Implicit fitting would be if I had run these backtests and chosen the best performing rule variations to use in my trading system (which as it happens were skew_abs_365 and skew_rv_180 if you're interested). Then when I ran my backtest again it would have looked pretty dammn good.
Explicit fitting is what I've actually done; used a mechanical rule to decide which rules are good, and should get more capital; and which are poor. This is the best kind, as long as you do it in a robust way that understands signal:noise ratios, and in a backward looking rolling out of sample fashion.

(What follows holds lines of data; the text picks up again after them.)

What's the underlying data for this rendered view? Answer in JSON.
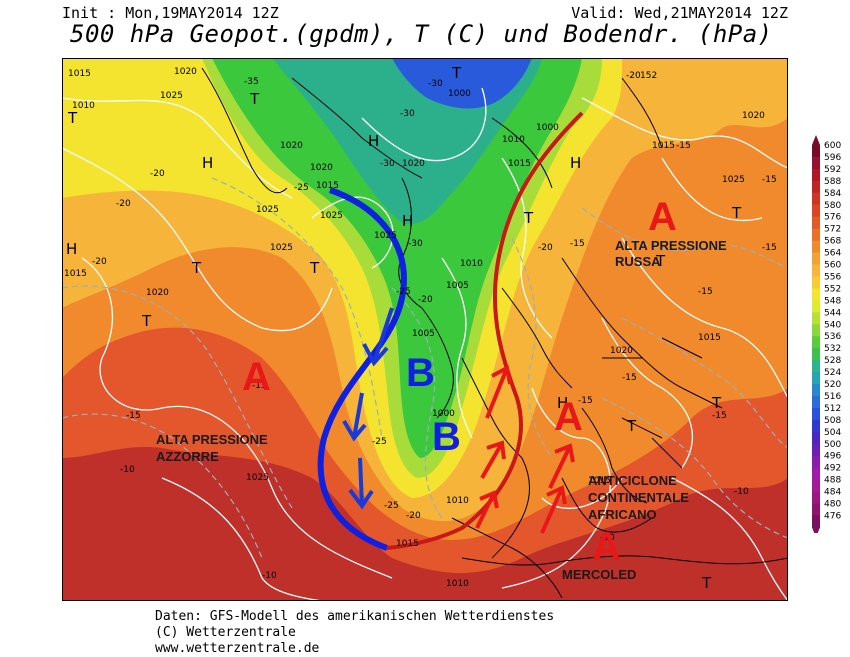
{
  "header": {
    "init": "Init : Mon,19MAY2014 12Z",
    "valid": "Valid: Wed,21MAY2014 12Z",
    "title": "500 hPa Geopot.(gpdm), T (C) und Bodendr. (hPa)"
  },
  "footer": {
    "line1": "Daten: GFS-Modell des amerikanischen Wetterdienstes",
    "line2": "(C) Wetterzentrale",
    "line3": "www.wetterzentrale.de"
  },
  "colors": {
    "deep_red": "#c0302a",
    "orange_red": "#e4562c",
    "orange": "#f08a2c",
    "amber": "#f6b43a",
    "yellow": "#f4e430",
    "lime": "#a8dc3a",
    "green": "#3cc83c",
    "teal": "#2cb08c",
    "blue": "#2a5adc",
    "analysis_blue": "#1020e0",
    "analysis_red": "#d81818",
    "label_red": "#e81818"
  },
  "annotations": {
    "high_azores_letter": "A",
    "high_azores_label_1": "ALTA PRESSIONE",
    "high_azores_label_2": "AZZORRE",
    "high_russia_letter": "A",
    "high_russia_label_1": "ALTA PRESSIONE",
    "high_russia_label_2": "RUSSA",
    "high_africa_letter_1": "A",
    "high_africa_letter_2": "A",
    "high_africa_label_1": "ANTICICLONE",
    "high_africa_label_2": "CONTINENTALE",
    "high_africa_label_3": "AFRICANO",
    "day_label": "MERCOLED",
    "low_letter_1": "B",
    "low_letter_2": "B"
  },
  "map_symbols": {
    "h": "H",
    "t": "T"
  },
  "isobar_labels": {
    "p1015": "1015",
    "p1020": "1020",
    "p1025": "1025",
    "p1010": "1010",
    "p1005": "1005",
    "p1000": "1000",
    "p152": "152"
  },
  "temp_labels": {
    "m10": "-10",
    "m15": "-15",
    "m20": "-20",
    "m25": "-25",
    "m30": "-30",
    "m35": "-35"
  },
  "scale": {
    "ticks": [
      "600",
      "596",
      "592",
      "588",
      "584",
      "580",
      "576",
      "572",
      "568",
      "564",
      "560",
      "556",
      "552",
      "548",
      "544",
      "540",
      "536",
      "532",
      "528",
      "524",
      "520",
      "516",
      "512",
      "508",
      "504",
      "500",
      "496",
      "492",
      "488",
      "484",
      "480",
      "476"
    ],
    "colors": [
      "#7a0a2a",
      "#9a1030",
      "#b01828",
      "#c02424",
      "#d03424",
      "#dc4424",
      "#e45a28",
      "#ec7028",
      "#f08a2c",
      "#f4a034",
      "#f6b63a",
      "#f6cc36",
      "#f4e430",
      "#dcec30",
      "#b8e036",
      "#8cd83a",
      "#5ccc3c",
      "#3cc050",
      "#2cb48c",
      "#28a4b4",
      "#2888cc",
      "#2a6cdc",
      "#2a50dc",
      "#3038d0",
      "#4828c0",
      "#6a20b4",
      "#8c1cb0",
      "#a01ca8",
      "#a41a94",
      "#9c1880",
      "#8c1470",
      "#7a1060"
    ]
  }
}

Having stated I will, going forward, only use the two skew rules am I guilty of implicit fitting? After all I have modified the configuration of my backtest after peeking at all the data. To a degree this is true. But I offer two defenses. Firstly, I'm still using all the different variations of the rules from 14 day to 365 day lookbacks and allowing the system to weight them appropriately. Secondly, removing the kurtosis rules doesn't really affect the performance of the system one way or another. So it's not like I'm biasing my backtest SR upwards by 50 basis points.
Portfolio level results
Having done all this, what effect does adding the two types of skew rule to my standard backtest have?

Conclusion
This exercise has been a little dissapointing, as I had hoped the skew rules would be a little more exciting performance-wise, but I've demonstrated some important practices. I've also had some fun adding extra flexibility to pysystemtrade.